• 中川 智樹
      現在、日本では東京オリンピックの準備や東日本大震災の復興工事のため、公共工事が増加しています。また、寿命を迎えたビルや建物、橋、道路といった土木構造物のメンテナンスなど、土木を学び、土木の仕事を志している私達にとって、このように必要とされ活躍できる時代は今後おとずれることはないといっても過言ではないと思います。
      私が学校の実習やインターンシップなどを通して感じた土木の魅力は二つあります。一つめはものづくりを通し、仲間の大切さを知ることができるということです。足場や小屋組みを立てる時、安全確認のため周りへの気配りはもちろん、皆で一つのものを作るために協力し合わなければなりません。そこからお互いに信頼関係が生まれ、仲間としての絆が深くなると考えます。私は剣道部に所属しているのですが、いつも心に留めている言葉があります。それは「仲間がいるからくじけずに最後までやり通すことができる。」という言葉です。どんなに辛い練習や、苦しくて辞めたいと思った時でも、仲間の存在が自分を支えてくれました。土木の仕事はこれ以上に苦しくて大変だと思います。しかし、自分は一人じゃない、支えあえる仲間がいることで、やり通す力が沸いてくると思います。

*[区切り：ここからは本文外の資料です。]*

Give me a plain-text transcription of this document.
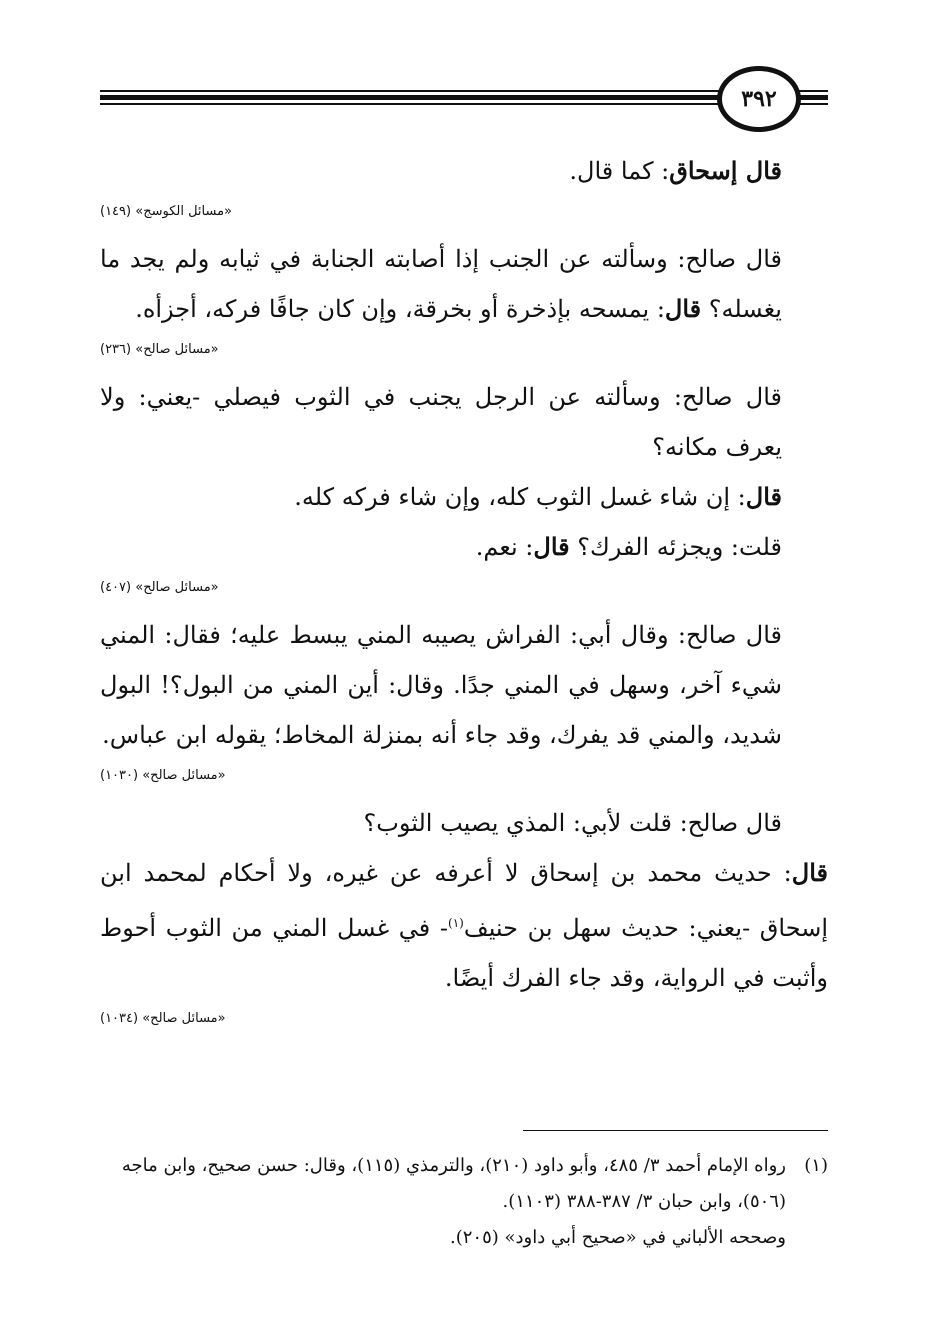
٣٩٢

قال إسحاق: كما قال.

«مسائل الكوسج» (١٤٩)

قال صالح: وسألته عن الجنب إذا أصابته الجنابة في ثيابه ولم يجد ما يغسله؟ قال: يمسحه بإذخرة أو بخرقة، وإن كان جافًا فركه، أجزأه.

«مسائل صالح» (٢٣٦)

قال صالح: وسألته عن الرجل يجنب في الثوب فيصلي -يعني: ولا يعرف مكانه؟

قال: إن شاء غسل الثوب كله، وإن شاء فركه كله.

قلت: ويجزئه الفرك؟ قال: نعم.

«مسائل صالح» (٤٠٧)

قال صالح: وقال أبي: الفراش يصيبه المني يبسط عليه؛ فقال: المني شيء آخر، وسهل في المني جدًا. وقال: أين المني من البول؟! البول شديد، والمني قد يفرك، وقد جاء أنه بمنزلة المخاط؛ يقوله ابن عباس.

«مسائل صالح» (١٠٣٠)

قال صالح: قلت لأبي: المذي يصيب الثوب؟

قال: حديث محمد بن إسحاق لا أعرفه عن غيره، ولا أحكام لمحمد ابن إسحاق -يعني: حديث سهل بن حنيف$^{(١)}$- في غسل المني من الثوب أحوط وأثبت في الرواية، وقد جاء الفرك أيضًا.

«مسائل صالح» (١٠٣٤)
(١)
رواه الإمام أحمد ٣/ ٤٨٥، وأبو داود (٢١٠)، والترمذي (١١٥)، وقال: حسن صحيح، وابن ماجه (٥٠٦)، وابن حبان ٣/ ٣٨٧-٣٨٨ (١١٠٣).
وصححه الألباني في «صحيح أبي داود» (٢٠٥).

      二つめは、土木には見えない格好良さがあるという点です。東日本大震災の時、テレビでは自衛隊の方々が懸命に人命救助される姿などが連日放送されていました。もちろんその自衛隊の方々が救助に行くための道は、土木技術者によって整備されたものです。瓦礫だらけの危険な道を、復旧のため、誰よりも早く動いたのです。しかし、このことはニュースでは全く触れられていませんでした。この震災当時、私は中学生で、高校は鹿町工業高等学校土木技術科に進学しようと考えていたのですが、このように目立たない危険な場所で瓦礫や泥水の中を作業しなければならない土木の仕事に対して「辛くてきつい仕事」というイメージを持っていました。そして迷いながらこの高校に入学したのです。しかし、この二年間、沢山の実習の授業を通して人々の生活の基盤を支えるこの「土木」の役割を学ぶことで、考え方も変化していきました。今はあの災害時、復興への第一歩をいち早く踏み出した土木技術者を尊敬しています。たとえ人には見えなくとも、「人のため、世のため」になるこの仕事に誇りを持っています。

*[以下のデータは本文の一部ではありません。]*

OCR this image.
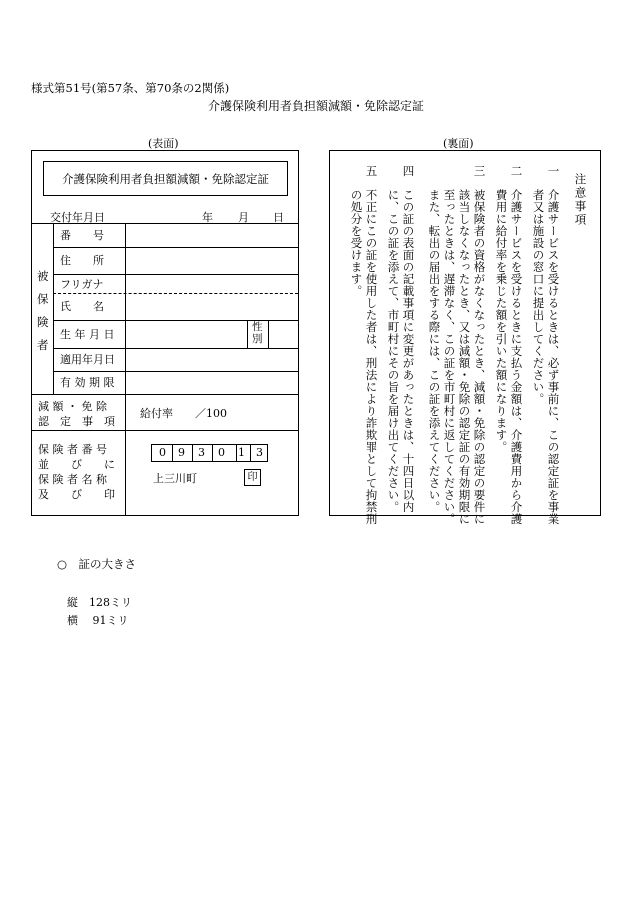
様式第51号(第57条、第70条の2関係)
介護保険利用者負担額減額・免除認定証
(表面)	(裏面)
介護保険利用者負担額減額・免除認定証
交付年月日	年 月 日
被保険者
番　　号
住　　所
フリガナ
氏　　名
生 年 月 日
性別
適用年月日
有 効 期 限
減 額 ・ 免 除
認　定　事　項
給付率　　／100
保 険 者 番 号
並　　び　　に
保 険 者 名 称
及　　び　　印
0	9	3	0	1	3
上三川町	印
注意事項
一　介護サービスを受けるときは、必ず事前に、この認定証を事業
　　者又は施設の窓口に提出してください。
二　介護サービスを受けるときに支払う金額は、介護費用から介護
　　費用に給付率を乗じた額を引いた額になります。
三　被保険者の資格がなくなったとき、減額・免除の認定の要件に
　　該当しなくなったとき、又は減額・免除の認定証の有効期限に
　　至ったときは、遅滞なく、この証を市町村に返してください。
　　また、転出の届出をする際には、この証を添えてください。
四　この証の表面の記載事項に変更があったときは、十四日以内
　　に、この証を添えて、市町村にその旨を届け出てください。
五　不正にこの証を使用した者は、刑法により詐欺罪として拘禁刑
　　の処分を受けます。
○　証の大きさ
縦　128ミリ
横　 91ミリ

      これからの数年、復興やオリンピックにむけ、大きく日本が変化する時です。私もこの貴重な機会に土木技術者としてこれからの日本の役に立ちたいと考えています。まだまだ技術も知識も人間としての力も足りませんが、これから積極的に沢山のことを学んでいき、経験し、いつか自分が造るもので、日本の土木技術がすばらしいものだと世界中の人々を驚かし、感動させたい。これが私の夢です。